Tech Giants Have a Few New Tricks for Stomping Startups

01_23_Revenge_01
General Electric employee Brian Kirk prepares a GEnx-747 jet engine for a test at the GE Aviation Peebles Test Operations Facility in Peebles, Ohio, Nov. 15, 2013. Matt Sullivan/Reuters

Call this: Revenge of the Suits.

In technology circles, everybody knows startups are da bomb. They're the disruptors, the innovators, the stuff of investor fantasies. We thank heaven entrepreneurs bless us with their zeal and lead the world into the future.

And what about the large, established tech companies like General Electric, IBM or LG? They're often perceived like the parents in a Peanuts TV special, with nothing important to say: "Wa-wa wa-wa-wa wa." They move like Mick Jagger—in his 70s. They're basically piñatas for the startups to whack.

But in this hyperconnected age, big companies are gaining an interesting new advantage. They have two things startups increasingly hunger for: data and time.

The data virtue was on display at the 2015 Consumer Electronics Show (CES), which just drew 160,000 attendees to Las Vegas. All around the floor, giants such as LG, Samsung, Sharp and Sony set up booths the size of Downton Abbey to show off their curved 4K TVs and bendable phones. Common to almost all of these crowd-pleasing products are recent breakthroughs in the technology of glass—breakthroughs that came out of Corning, a corporate giant born in 1851.

At Corning's modest booth, tucked toward the back of the CES floor near an Indian food cart, Senior Vice President Jeffrey Evenson talked about the company's approach to research and development. Corning invented fiber optics and the Gorilla Glass that covers most of our smartphones, so it already has a great store of data about glass chemical properties and manufacturing processes. But now Corning can arm factories and labs with swarms of networked sensors that constantly generate data about glass-making—data never before captured.

That data is now Corning's competitive advantage, feeding powerful computers that can model new glass compositions and predict how they'll perform, so the lab can experiment rapidly. A decade ago, almost all of Corning's R&D was aimed at 10 or 15 years out. Now, if a customer articulates a problem—like needing radically thinner glass for a TV the thickness of a magazine or a phone that can fold like a wallet—the computer models help Corning respond quickly. "That's why you're seeing such fast cycles in TVs," Evenson said. "We're doing fast R&D." The data makes it possible.

That conversation reminded me of one I had months earlier with Michael Idelchik, GE's vice president of advanced technology programs. GE builds jet engines for most of the airlines. These days, the engines are loaded with sensors that gather a terabyte of data on every flight. The data is getting so detailed, and the computer models of engines so good, GE can understand the different ways jets perform in cities that have different altitudes, pollutants, winds and so on.

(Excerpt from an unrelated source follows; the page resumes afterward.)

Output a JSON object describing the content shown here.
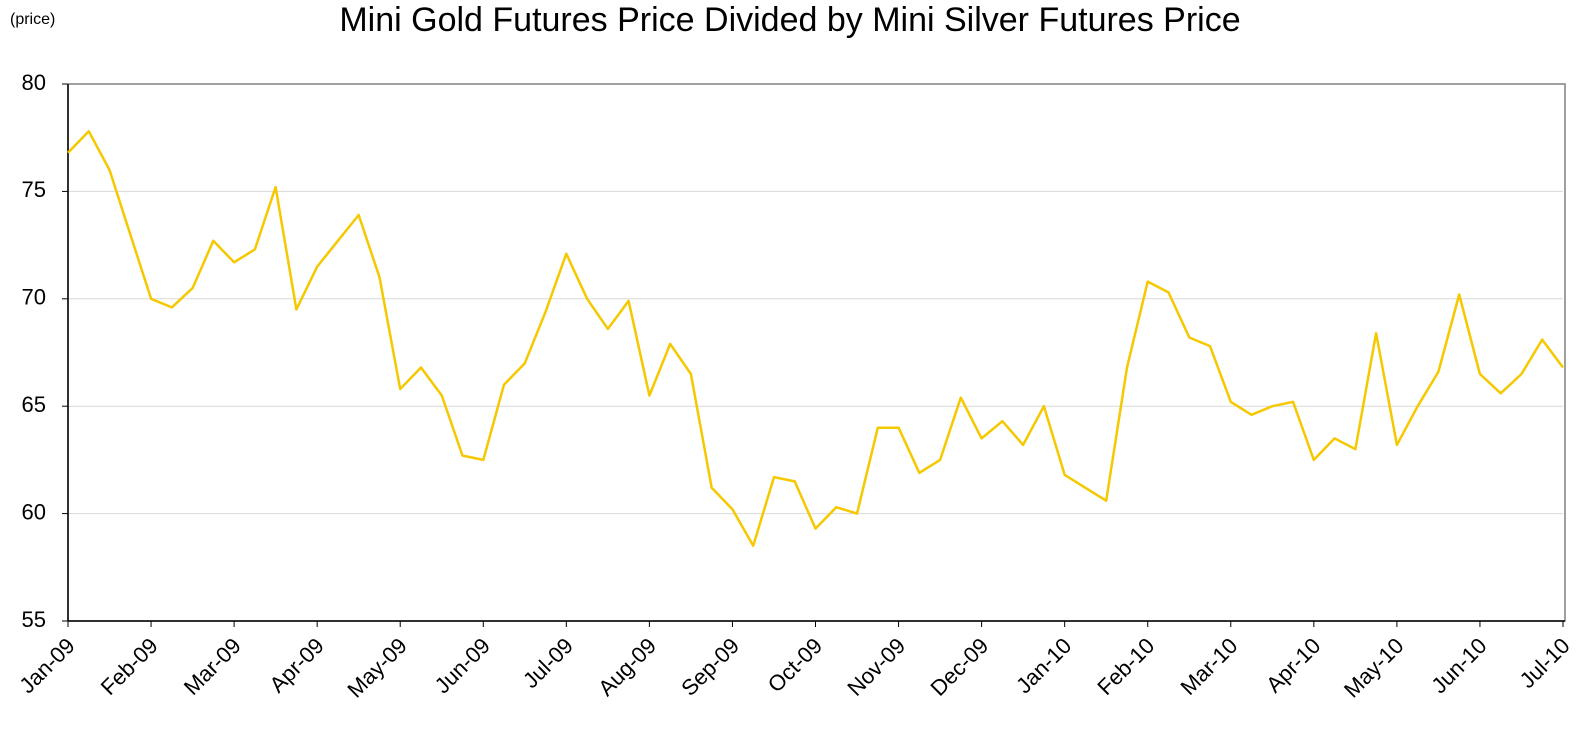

The company then uses the computer models to constantly tweak engines and tune them based on the primary routes they fly. If a startup even dreamed of competing in jet engines, it would take decades to catch up to GE's trove of data and match the sophistication GE can build into the technology.

This same kind of thing is happening throughout industry. In the emerging Internet of Everything, smart companies are turning activity in the physical world into data, and they are turning that data into models that let them understand more and react faster than competitors. The best data wins. And a big retailer, airline, food company or steelmaker has more ways to collect better data than any upstart.

And what about time? Every kind of company has less of a time window than it used to, but startups now have to run like the Road-Runner on meth. A recent research project (which I helped write) looked at one measure of the pace for startups—called Time to Market Cap—and found that the speed at which a startup needs to grow is three times faster than it was just a dozen years ago. Startups have no time to develop deep, complex technology.

Yet society badly needs deep, complex technology. On January 14, IBM unveiled its latest System z mainframe computer, a monster of new technology that took five years to develop. Mainframes might seem dull as wire hangers compared with new stuff like Uber or Slack, but every major bank in the world relies on IBM mainframes, as do thousands of companies from Priceline to Kenya Power.

When competing with young companies, time is on IBM's side. Established companies "often have essential and very valuable assets such as expertise, intellectual property, supply chain relationships and strong customer loyalty," says Larry Downes, co-author of Big Bang Disruption. These things, together, buy time. At startups, such assets are rare. Yet because no balance sheet includes a column for time. "It's very hard in [big] public companies for managers to recognize that's where the value is," Downes adds.

In fact, a lot of corporate executives try to make their companies operate more like startups. But it's usually not a good idea to try to be something you're not. Corporations can't compete head-on against the agility and fervor of a small band of believers. They should, instead, embrace their unique advantage.

Nobody is suggesting that big players are going to suddenly steal the show from startups. But over the past 20 or 30 years, the big players have often been on the run, staring down "disruption" from freewheeling small companies. What's new is that big companies can deploy data and time to make themselves important and relevant in technology. After all these years of hoodies and Birkenstocks, suits are coming back in style.